For details, see sklearn docs at https://scikit-learn.org/stable/modules/clustering.html#hierarchical-clustering
The fingerprint input for this floe can be pre-generated using the following two Floes in this package.
Fingerprint Generation
Fingerprint Generation (User Defined) Floe
This Floe has to cache records and generate an NxN similarity matrix, therefore, it is not suitable for handling a very large dataset (more than 100K).
To run this floe using large datasets (greater than 10K records) please try increasing the “Memory for TSNE and Clustering Cubes” parameter.
If enabled, TSNE, T-distributed Stochastic Neighbor Embedding, will occur after clustering. This is a tool to visualize high-dimensional data. This step in the floe is optional, and the floe may run faster if this step is disabled.
The Floe can generate the following datasets:
Members dataset that will contain each molecule from the input dataset with cluster id, cluster size, and cluster member id data fields.
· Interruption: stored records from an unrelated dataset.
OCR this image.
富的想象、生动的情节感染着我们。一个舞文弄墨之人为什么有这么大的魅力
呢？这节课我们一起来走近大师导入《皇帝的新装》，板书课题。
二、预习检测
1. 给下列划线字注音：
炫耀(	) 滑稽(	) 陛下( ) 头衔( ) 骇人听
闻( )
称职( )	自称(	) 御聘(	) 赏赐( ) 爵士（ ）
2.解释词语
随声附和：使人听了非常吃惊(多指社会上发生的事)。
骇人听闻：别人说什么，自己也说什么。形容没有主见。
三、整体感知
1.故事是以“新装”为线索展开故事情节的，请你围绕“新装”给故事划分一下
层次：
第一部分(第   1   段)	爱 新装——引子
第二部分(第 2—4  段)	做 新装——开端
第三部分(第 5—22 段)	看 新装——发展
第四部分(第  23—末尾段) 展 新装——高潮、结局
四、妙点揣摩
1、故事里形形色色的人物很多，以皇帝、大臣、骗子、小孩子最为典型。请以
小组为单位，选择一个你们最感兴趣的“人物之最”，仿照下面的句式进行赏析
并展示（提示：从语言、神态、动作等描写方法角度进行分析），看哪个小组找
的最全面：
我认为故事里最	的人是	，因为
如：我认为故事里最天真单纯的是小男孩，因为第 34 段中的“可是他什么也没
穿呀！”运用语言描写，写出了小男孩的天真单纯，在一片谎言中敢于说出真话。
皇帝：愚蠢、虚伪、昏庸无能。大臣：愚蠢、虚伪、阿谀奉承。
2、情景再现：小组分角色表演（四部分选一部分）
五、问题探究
Cores dataset that contains one representative from each cluster with the cluster id and cluster size data fields.
Singletons dataset that contains clusters with only one member.
When writing the singletons dataset, neither the members nor the cores output datasets will contain the singleton records.
Promoted Parameters
Title in user interface (promoted name)
Inputs
Input Dataset (in): Dataset to cluster
Required
Type: data_source
Outputs
Cluster Members (members): Name of output member dataset, containing all cluster members.
Required
Type: dataset_out
Default: Hierarchical_clustering_members
Cluster Cores (cores): Representative members, one for each cluster
Type: dataset_out
Default: Hierarchical_clustering_cores
Singletons (singletons): Name of output singletons dataset
Type: dataset_out
Default: Hierarchical_clustering_singletons
Floe Report Name (cluster_report_name):
Required
Type: string
Default: Hierarchical_clustering_report
Failed Records (failed): Dataset with failed records.
Required
Type: dataset_out
Default: Hierarchical_clustering_failed
Cluster Settings
Minimum Similarity Score Cutoff (Similarity Minimum Cutoff): This cutoff controls the sparsity of the similarity matrix used for clustering. It is the minimumsimilarity score required to be included in the matrix: scores below this will be set to 0.0 in thematrix.
Type: decimal
Default: 0.05
Fingerprint Field (fingerprint_field): Tag name for the field that stores fingerprints.
Required
Type: field_parameter
Use TSNE (tsne_switch): Turn off TSNE to reduce memory usage, for very large datasets.
Required
Type: boolean
Default: True
Choices: [True, False]
Memory for TSNE and Clustering Cubes (clustering_memory): For large datasets, try increasing the memory limit.
Required
Type: decimal
Default: 2800
Hierarchical Clustering Settings
Number of Clusters (n_clusters): The number of clusters to find.
Required
Type: integer
Default: 10
Hierarchical Clustering Advanced Settings
Compute Full Tree (compute_full_tree): Stop early the construction of the tree at n_clusters. This is useful to decrease computation time if the number of clusters is not small compared to the number of samples. This option is useful only when specifying a connectivity matrix. Note also that when varying the number of clusters and using caching, it may be advantageous to compute the full tree. It must be True if distance_threshold is not None. By default compute_full_tree is “auto”, which is equivalent to True when distance_threshold is not None or that n_clusters is inferior to the maximum between 100 or 0.02 * n_samples. Otherwise, “auto” is equivalent to False.
Required
Type: string
Default: auto
Choices: [‘auto’, ‘True’, ‘False’]
Linkage (linkage): Which linkage criterion to use. The linkage criterion determines which distance to use between sets of observation. The algorithm will merge the pairs of cluster that minimize this criterion.‘average’ uses the average of the distances of each observation of the two sets.‘complete’ or ‘maximum’ linkage uses the maximum distances between all observations of the two sets.‘single’ uses the minimum of the distances between all observations of the two sets.
Required
Type: string
Default: average
Choices: [‘complete’, ‘average’, ‘single’]